AI models in Tholos AI & the open-weight landscape
Tholos AI runs open-weight AI models entirely on your own machine. Nothing is sent to a hosted API — the model lives on your disk and runs on your hardware. This article explains the kinds of models Tholos AI uses, the open-weight landscape they come from, and how to think about model choice. For step-by-step help picking one for your machine, see Choosing the right AI model.
Our approach
The catalog is deliberately small and curated, on a few principles:
- Quality over quantity. Every recommended model passes an internal benchmark of real workflow tasks — summarizing a contract, answering cited questions, spotting asymmetric clauses — not just public leaderboards.
- No vendor lock-in. Each tier has at least two alternatives from different model families, so nothing depends on a single vendor.
- Transparency. Real model names are shown in the app — Tholos AI never rebrands open-source models. The value is the product, not a secret model.
- You can bring your own. Drop any
GGUFlanguage model into the models folder and the app detects and validates it — also the install path for air-gapped machines. See Bring your own GGUF model.
The four kinds of model Tholos AI uses
| Role | What it does |
|---|---|
| Language model (LLM) | The engine behind every text workflow — summarization, Q&A, writing, redaction, extraction, contract review, infographic data. These are GGUF models, the same format you can bring yourself. |
| Embeddings | Converts text into vectors for document search and the Knowledge Base. Small (~30–100 MB) and bundled with the installer. |
| Speech-to-text | Transcription and dictation — covering 99 languages, with a fast option tuned for major European languages. |
| OCR | Reads text from scanned PDFs and images so other workflows can use them. |
You mostly only choose the language model; the specialist models are handled for you (bundled, or offered as small downloads when a workflow needs them).

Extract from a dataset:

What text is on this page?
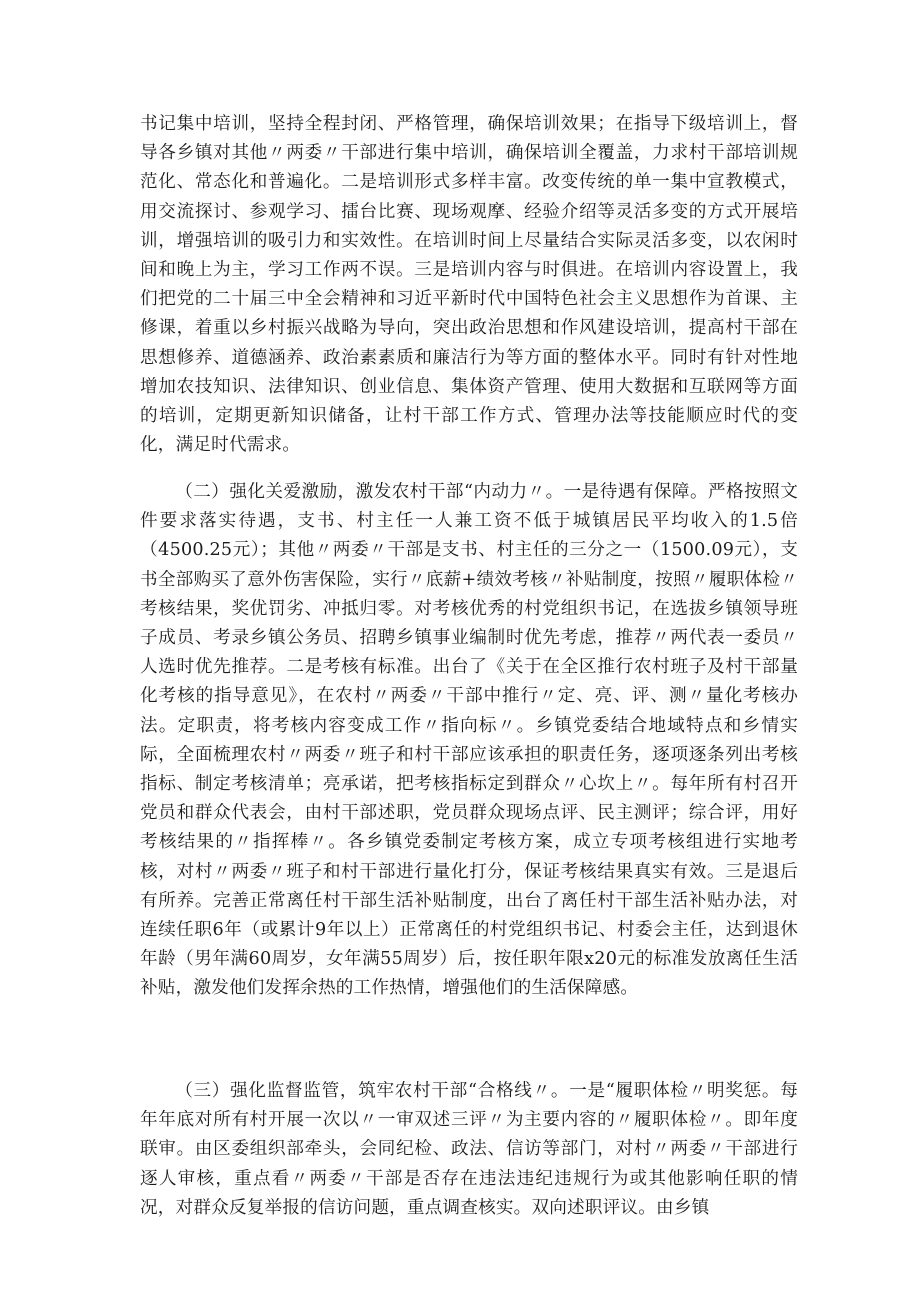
书记集中培训，坚持全程封闭、严格管理，确保培训效果；在指导下级培训上，督导各乡镇对其他〃两委〃干部进行集中培训，确保培训全覆盖，力求村干部培训规范化、常态化和普遍化。二是培训形式多样丰富。改变传统的单一集中宣教模式，用交流探讨、参观学习、擂台比赛、现场观摩、经验介绍等灵活多变的方式开展培训，增强培训的吸引力和实效性。在培训时间上尽量结合实际灵活多变，以农闲时间和晚上为主，学习工作两不误。三是培训内容与时俱进。在培训内容设置上，我们把党的二十届三中全会精神和习近平新时代中国特色社会主义思想作为首课、主修课，着重以乡村振兴战略为导向，突出政治思想和作风建设培训，提高村干部在思想修养、道德涵养、政治素素质和廉洁行为等方面的整体水平。同时有针对性地增加农技知识、法律知识、创业信息、集体资产管理、使用大数据和互联网等方面的培训，定期更新知识储备，让村干部工作方式、管理办法等技能顺应时代的变化，满足时代需求。

（二）强化关爱激励，激发农村干部“内动力〃。一是待遇有保障。严格按照文件要求落实待遇，支书、村主任一人兼工资不低于城镇居民平均收入的1.5倍（4500.25元）；其他〃两委〃干部是支书、村主任的三分之一（1500.09元），支书全部购买了意外伤害保险，实行〃底薪+绩效考核〃补贴制度，按照〃履职体检〃考核结果，奖优罚劣、冲抵归零。对考核优秀的村党组织书记，在选拔乡镇领导班子成员、考录乡镇公务员、招聘乡镇事业编制时优先考虑，推荐〃两代表一委员〃人选时优先推荐。二是考核有标准。出台了《关于在全区推行农村班子及村干部量化考核的指导意见》，在农村〃两委〃干部中推行〃定、亮、评、测〃量化考核办法。定职责，将考核内容变成工作〃指向标〃。乡镇党委结合地域特点和乡情实际，全面梳理农村〃两委〃班子和村干部应该承担的职责任务，逐项逐条列出考核指标、制定考核清单；亮承诺，把考核指标定到群众〃心坎上〃。每年所有村召开党员和群众代表会，由村干部述职，党员群众现场点评、民主测评；综合评，用好考核结果的〃指挥棒〃。各乡镇党委制定考核方案，成立专项考核组进行实地考核，对村〃两委〃班子和村干部进行量化打分，保证考核结果真实有效。三是退后有所养。完善正常离任村干部生活补贴制度，出台了离任村干部生活补贴办法，对连续任职6年（或累计9年以上）正常离任的村党组织书记、村委会主任，达到退休年龄（男年满60周岁，女年满55周岁）后，按任职年限x20元的标准发放离任生活补贴，激发他们发挥余热的工作热情，增强他们的生活保障感。

（三）强化监督监管，筑牢农村干部“合格线〃。一是“履职体检〃明奖惩。每年年底对所有村开展一次以〃一审双述三评〃为主要内容的〃履职体检〃。即年度联审。由区委组织部牵头，会同纪检、政法、信访等部门，对村〃两委〃干部进行逐人审核，重点看〃两委〃干部是否存在违法违纪违规行为或其他影响任职的情况，对群众反复举报的信访问题，重点调查核实。双向述职评议。由乡镇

The open-weight model landscape
“Open-weight” means the trained model parameters are published, so anyone can download and run the model locally — the foundation of private, on-device AI. A handful of families dominate professional use, and Tholos AI draws from them:
- Llama (Meta) — broad, well-supported general-purpose models; the small Llama 3.2 3B is a good lightweight default.
- Qwen (Alibaba) — strong instruction-following and multilingual quality across sizes; Qwen 2.5 at 7B and 14B anchors the Balanced and Power tiers.
- Mistral — efficient, capable models that punch above their size; Mistral 7B is a solid Balanced alternative.
- Phi (Microsoft) — small models tuned for reasoning quality per parameter; useful on modest hardware.
- Gemma (Google) — another widely used small-to-mid open-weight family.
- Frontier open-weight / Mixture-of-Experts (MoE) — very large models such as gpt-oss 120B and DeepSeek V4 Flash that activate only a fraction of their parameters per token, giving frontier-class reasoning on workstation hardware. These power the opt-in Workstation tier.
Why models come in different sizes
A model’s parameter count (3B, 7B, 14B, 120B…) roughly tracks how capable — and how demanding — it is. To make large models practical on normal hardware, they’re quantized: the weights are stored at lower precision, shrinking the file and memory footprint with minimal quality loss. Tholos AI prefers Q4_K_M as the best size/quality tradeoff, steps up to Q5_K_M for the Power tier, and uses aggressive quantization for the giant MoE Workstation models (which tolerate it well). You never have to pick a quantization by hand — the catalog presents models as simple tiers (Light, Balanced, Power, Workstation) with plain quality labels.
How this maps to your machine
Bigger models need more memory and run slower; smaller models are fast but less capable. Which tier suits you depends on your hardware — see Hardware for running local AI for the memory each tier needs, and Choosing the right AI model for how to pick and switch tiers in the app.